Éviter des situations "humiliantes"

Mercredi matin, François Bayrou a rétorqué sur RTL que cette banque de la démocratie est, à ses yeux, "vitale", et que "rien n’est moins important que de garantir l’égalité et l’équité devant une banque". Le 1er juin, il avait raconté avoir vécu des situations "humiliantes" en tant que président du Modem, quand il cherchait des financements auprès des banques privées.

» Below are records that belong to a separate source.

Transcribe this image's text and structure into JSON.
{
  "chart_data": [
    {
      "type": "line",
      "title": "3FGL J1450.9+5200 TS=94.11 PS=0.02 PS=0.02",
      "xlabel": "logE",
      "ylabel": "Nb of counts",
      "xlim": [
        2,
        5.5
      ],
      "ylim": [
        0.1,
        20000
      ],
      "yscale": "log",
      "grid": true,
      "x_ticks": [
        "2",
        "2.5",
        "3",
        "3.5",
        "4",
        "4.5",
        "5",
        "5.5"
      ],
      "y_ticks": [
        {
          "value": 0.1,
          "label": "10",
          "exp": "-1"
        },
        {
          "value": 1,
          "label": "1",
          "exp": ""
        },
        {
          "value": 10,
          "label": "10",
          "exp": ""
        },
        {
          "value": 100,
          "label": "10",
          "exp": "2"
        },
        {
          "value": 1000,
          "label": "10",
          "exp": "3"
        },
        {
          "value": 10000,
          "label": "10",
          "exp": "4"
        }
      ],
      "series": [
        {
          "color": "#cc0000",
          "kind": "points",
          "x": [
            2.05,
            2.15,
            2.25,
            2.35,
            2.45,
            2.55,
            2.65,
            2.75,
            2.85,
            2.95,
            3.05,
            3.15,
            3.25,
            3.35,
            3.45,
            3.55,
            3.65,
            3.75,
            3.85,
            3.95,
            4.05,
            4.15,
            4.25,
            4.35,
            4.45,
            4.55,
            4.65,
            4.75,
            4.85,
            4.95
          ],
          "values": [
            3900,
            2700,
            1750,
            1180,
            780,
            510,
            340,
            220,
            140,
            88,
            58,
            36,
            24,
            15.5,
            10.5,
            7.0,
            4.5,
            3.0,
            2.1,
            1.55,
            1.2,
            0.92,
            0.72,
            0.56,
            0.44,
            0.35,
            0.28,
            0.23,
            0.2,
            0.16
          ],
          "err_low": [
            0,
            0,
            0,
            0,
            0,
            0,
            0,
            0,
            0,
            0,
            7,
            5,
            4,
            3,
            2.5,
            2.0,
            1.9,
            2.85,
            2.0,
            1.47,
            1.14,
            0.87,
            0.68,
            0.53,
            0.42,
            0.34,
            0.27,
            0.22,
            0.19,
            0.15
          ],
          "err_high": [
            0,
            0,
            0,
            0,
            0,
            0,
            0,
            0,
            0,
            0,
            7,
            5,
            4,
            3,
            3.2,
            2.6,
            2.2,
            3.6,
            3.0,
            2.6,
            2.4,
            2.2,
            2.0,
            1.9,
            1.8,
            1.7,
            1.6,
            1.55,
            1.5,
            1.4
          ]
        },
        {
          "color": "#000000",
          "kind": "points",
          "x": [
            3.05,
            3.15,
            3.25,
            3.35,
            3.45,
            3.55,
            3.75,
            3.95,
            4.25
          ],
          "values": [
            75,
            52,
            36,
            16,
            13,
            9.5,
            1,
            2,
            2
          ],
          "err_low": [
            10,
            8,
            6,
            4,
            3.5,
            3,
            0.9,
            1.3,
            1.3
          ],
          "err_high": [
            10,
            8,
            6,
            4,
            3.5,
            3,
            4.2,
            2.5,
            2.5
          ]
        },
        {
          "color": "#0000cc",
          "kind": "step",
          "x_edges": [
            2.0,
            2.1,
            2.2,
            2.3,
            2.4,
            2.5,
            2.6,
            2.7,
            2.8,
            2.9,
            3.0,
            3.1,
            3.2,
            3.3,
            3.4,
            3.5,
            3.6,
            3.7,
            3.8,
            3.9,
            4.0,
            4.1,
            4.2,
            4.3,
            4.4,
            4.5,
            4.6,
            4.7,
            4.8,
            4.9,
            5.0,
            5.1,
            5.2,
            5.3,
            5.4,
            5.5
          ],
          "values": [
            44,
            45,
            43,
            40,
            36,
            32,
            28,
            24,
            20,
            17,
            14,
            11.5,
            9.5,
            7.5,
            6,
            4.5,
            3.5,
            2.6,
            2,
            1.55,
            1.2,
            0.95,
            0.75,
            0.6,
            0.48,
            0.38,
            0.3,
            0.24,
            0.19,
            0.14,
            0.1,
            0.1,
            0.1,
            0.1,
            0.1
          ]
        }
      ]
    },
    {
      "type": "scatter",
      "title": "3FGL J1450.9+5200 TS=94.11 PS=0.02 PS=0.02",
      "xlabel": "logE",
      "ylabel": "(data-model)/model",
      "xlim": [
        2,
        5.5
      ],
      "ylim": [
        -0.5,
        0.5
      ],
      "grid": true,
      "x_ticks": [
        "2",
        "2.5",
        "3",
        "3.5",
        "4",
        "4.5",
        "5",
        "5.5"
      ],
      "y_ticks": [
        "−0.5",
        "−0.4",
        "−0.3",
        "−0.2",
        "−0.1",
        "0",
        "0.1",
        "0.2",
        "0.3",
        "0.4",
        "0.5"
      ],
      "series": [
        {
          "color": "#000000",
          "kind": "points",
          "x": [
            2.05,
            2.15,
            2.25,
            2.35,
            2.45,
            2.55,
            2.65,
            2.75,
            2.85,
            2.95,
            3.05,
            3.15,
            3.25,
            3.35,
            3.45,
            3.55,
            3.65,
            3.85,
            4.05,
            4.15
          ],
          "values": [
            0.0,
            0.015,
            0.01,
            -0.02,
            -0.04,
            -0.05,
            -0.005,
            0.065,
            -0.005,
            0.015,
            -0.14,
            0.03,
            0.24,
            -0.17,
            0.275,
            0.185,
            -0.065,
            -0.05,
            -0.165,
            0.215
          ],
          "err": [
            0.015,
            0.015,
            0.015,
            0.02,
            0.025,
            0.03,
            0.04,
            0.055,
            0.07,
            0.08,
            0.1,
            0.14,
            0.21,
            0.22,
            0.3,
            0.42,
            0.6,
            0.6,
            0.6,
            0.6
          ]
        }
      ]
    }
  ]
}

Les deux dispositions du projet de loi rejetées par le Conseil d'État sont plus techniques. Il s'agit, pour la première, d’imposer aux partis politiques qui touchent un certain niveau de financements publics, de séparer la fonction d’ordonnateur des dépenses de la fonction de payeur. Cette mesure, explique lemonde.fr serait "contraire à la liberté de s’organiser garantie aux partis par l’article 4 de la Constitution". La seconde mesure refusée consistait à faire certifier les comptes de ces mêmes partis par la Cour des Comptes. Pour le Conseil d'État, cette mesure s'oppose à la liberté d’entreprendre.